Each man pleaded guilty to one count of securities fraud.
Michael Shvartsman, according to federal prosecutors, was the mastermind of the scheme to profit from the announcement, in October 2021, that Trump Media & Technology Group planned to merge with Digital World Acquisition Corporation, a shell company that had just raised $300 million in an initial public offering. The authorities charged Michael Shvartsman, 53, a Miami financier, with making $18.2 million in illicit trading profits; and his brother, 46, who owns an outdoor furnishing store in Miami, with raking in $4.6 million.
The brothers are Canadian citizens, The Times notes, and could face deportation once they complete their sentences. But something tells me that Trump won’t be calling them “animals” any time soon.
There’s a third guy involved in the scheme who is due to go on trial at the end of the month, though nobody from Trump Media has been charged with any wrongdoing, The Times said. But this paragraph from the same Times article jumped out at me:
The federal authorities investigated a handful of other people who were associated with the Shvartsmans and had made profitable trades around the time of the merger announcement, according to court filings. Among them was Anton Postolnikov, a Russian American financier who made $22.8 million in trading profits. But none of those individuals were charged with wrongdoing, or found to have any ties to anyone associated with Trump Media.
Perhaps The Times should have added the words “so far” to its sentence about no wrongdoing having been found. Because the name Anton Postolnikov should be ringing alarms, if not appearing in criminal charges (yet).
Earlier on Wednesday, Frances Langum reminded us, via The Guardian, that Postolnikov was instrumental in helping Trump’s social media company go public – and getting him a tidy $4 billion as a result – “only after it had been kept afloat in 2022 by emergency loans provided in part by a Russian-American businessman under scrutiny in a federal insider-trading and money-laundering investigation.” That businessman is Postolnikov, of course.
But wait, there’s more: Susie Madrak wrote about Postolnikov a year ago. She quoted a Washington Post headline: "Trust linked to porn-friendly bank could gain a stake in Trump’s Truth Social, ES Family Trust offered $8 million in loans to Trump Media in an unusual deal criticized for conflicts of interest.” Then she wrote:
You will be shocked and stunned to learn that the owner of [porn-friendly] Paxum Bank, Anton Postolnikov, "is the nephew of Alexander Smirnov, a former deputy justice minister in the Russian government, according to a 2016 report by Delovoy Peterburg, a Russian business newspaper. Smirnov became general director of the state-controlled maritime company Rosmorport in 2021, according to published reports."

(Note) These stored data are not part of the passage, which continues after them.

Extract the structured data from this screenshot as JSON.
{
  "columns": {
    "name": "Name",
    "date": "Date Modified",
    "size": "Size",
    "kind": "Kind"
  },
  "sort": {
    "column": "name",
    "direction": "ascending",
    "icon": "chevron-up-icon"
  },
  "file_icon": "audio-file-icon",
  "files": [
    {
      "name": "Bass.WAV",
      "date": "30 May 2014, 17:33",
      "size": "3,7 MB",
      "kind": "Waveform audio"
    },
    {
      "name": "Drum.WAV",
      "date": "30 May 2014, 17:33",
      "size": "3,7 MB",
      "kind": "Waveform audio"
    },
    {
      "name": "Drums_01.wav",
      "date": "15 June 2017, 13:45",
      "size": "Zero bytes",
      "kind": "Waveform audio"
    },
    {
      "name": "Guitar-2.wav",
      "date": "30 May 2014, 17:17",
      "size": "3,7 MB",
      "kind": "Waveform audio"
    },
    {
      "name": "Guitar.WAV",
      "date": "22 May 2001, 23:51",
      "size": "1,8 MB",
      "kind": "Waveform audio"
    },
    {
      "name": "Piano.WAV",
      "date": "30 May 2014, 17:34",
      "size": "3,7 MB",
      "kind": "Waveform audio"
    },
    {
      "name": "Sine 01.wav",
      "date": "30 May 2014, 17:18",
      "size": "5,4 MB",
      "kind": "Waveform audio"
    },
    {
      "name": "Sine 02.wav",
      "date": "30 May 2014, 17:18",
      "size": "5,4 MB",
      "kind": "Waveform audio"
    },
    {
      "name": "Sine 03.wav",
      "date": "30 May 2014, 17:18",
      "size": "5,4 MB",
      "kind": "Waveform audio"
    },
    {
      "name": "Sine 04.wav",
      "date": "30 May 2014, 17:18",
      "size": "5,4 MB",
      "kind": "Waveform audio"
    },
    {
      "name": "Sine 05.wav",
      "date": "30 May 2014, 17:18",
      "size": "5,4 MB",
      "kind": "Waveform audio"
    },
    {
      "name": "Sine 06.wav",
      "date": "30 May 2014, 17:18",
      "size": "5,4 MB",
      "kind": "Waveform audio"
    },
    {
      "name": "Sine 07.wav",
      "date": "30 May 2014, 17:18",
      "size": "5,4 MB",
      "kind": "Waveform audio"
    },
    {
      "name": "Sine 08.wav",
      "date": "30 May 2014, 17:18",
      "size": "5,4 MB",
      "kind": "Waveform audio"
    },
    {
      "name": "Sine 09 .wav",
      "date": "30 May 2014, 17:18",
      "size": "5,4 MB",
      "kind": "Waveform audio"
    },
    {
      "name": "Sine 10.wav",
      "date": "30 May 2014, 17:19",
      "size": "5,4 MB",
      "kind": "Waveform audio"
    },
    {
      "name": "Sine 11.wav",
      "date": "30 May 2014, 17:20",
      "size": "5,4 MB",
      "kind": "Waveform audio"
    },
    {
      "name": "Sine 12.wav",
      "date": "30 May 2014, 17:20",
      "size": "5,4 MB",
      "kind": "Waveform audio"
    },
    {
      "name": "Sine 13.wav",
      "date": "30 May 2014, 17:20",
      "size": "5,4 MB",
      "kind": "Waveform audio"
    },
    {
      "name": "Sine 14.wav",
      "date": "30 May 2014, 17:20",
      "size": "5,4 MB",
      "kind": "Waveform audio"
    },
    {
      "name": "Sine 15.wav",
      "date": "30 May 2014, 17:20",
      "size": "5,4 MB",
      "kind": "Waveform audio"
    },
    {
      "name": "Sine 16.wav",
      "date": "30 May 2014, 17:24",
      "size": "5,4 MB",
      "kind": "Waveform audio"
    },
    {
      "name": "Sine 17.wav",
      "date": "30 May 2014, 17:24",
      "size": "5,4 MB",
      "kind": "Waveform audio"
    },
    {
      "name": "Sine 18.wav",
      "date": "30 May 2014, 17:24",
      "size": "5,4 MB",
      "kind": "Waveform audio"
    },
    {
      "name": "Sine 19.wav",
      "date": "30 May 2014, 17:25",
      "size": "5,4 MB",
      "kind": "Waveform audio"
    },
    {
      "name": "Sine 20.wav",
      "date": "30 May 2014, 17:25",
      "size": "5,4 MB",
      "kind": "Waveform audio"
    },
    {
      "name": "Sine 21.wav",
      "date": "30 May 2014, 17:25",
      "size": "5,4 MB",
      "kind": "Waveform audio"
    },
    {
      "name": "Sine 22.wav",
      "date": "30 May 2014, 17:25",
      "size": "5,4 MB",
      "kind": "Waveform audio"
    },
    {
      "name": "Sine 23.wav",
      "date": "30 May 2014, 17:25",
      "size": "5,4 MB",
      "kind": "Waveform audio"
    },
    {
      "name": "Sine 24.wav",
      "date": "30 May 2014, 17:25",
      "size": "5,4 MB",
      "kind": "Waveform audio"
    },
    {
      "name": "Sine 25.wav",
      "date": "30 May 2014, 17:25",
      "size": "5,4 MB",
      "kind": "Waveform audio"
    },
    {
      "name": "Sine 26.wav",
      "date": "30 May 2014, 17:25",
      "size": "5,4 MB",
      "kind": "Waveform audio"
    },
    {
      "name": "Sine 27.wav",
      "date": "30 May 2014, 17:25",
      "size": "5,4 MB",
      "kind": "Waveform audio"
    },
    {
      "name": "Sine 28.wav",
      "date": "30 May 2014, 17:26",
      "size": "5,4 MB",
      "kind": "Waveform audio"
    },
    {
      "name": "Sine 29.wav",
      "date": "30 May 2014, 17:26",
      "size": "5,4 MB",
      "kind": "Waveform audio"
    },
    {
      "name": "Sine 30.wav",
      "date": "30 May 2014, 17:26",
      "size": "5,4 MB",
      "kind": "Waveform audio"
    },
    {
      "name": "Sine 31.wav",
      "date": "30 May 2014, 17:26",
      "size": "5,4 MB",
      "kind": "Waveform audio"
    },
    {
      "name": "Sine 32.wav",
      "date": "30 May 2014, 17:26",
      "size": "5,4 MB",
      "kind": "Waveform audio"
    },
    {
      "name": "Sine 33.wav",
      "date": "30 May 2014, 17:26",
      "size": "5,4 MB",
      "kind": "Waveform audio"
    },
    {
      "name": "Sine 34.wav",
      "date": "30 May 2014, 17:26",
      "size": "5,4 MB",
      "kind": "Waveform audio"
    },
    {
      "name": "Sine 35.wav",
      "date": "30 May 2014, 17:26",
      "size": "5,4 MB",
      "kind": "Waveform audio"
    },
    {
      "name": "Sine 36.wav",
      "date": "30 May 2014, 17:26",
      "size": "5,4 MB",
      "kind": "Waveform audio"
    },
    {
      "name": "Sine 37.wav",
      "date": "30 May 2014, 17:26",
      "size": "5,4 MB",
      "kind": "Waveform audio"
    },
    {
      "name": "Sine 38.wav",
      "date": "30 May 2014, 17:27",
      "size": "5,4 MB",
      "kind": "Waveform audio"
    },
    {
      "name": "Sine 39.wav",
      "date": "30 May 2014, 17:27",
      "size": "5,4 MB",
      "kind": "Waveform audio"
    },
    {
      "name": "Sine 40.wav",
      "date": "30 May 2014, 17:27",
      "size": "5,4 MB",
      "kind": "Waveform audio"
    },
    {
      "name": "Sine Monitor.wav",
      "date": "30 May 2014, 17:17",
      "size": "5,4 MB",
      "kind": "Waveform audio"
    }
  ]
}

Alexander Smirnov? The same Alexander Smirnov who was just arrested for spreading lies about President Joe Biden and his son, Hunter?
Although news reports talk about the FBI’s Smirnov having “sketchy foreign connections,” including connections to Donald Trump and the Trump Media & Technology Group, there are other details that do not match, such as there is no indication the FBI's Smirnov was a director of Rosmorport.
But even if there are two, unrelated Alexander Smirnovs, the whole thing stinks of shady Russian involvement.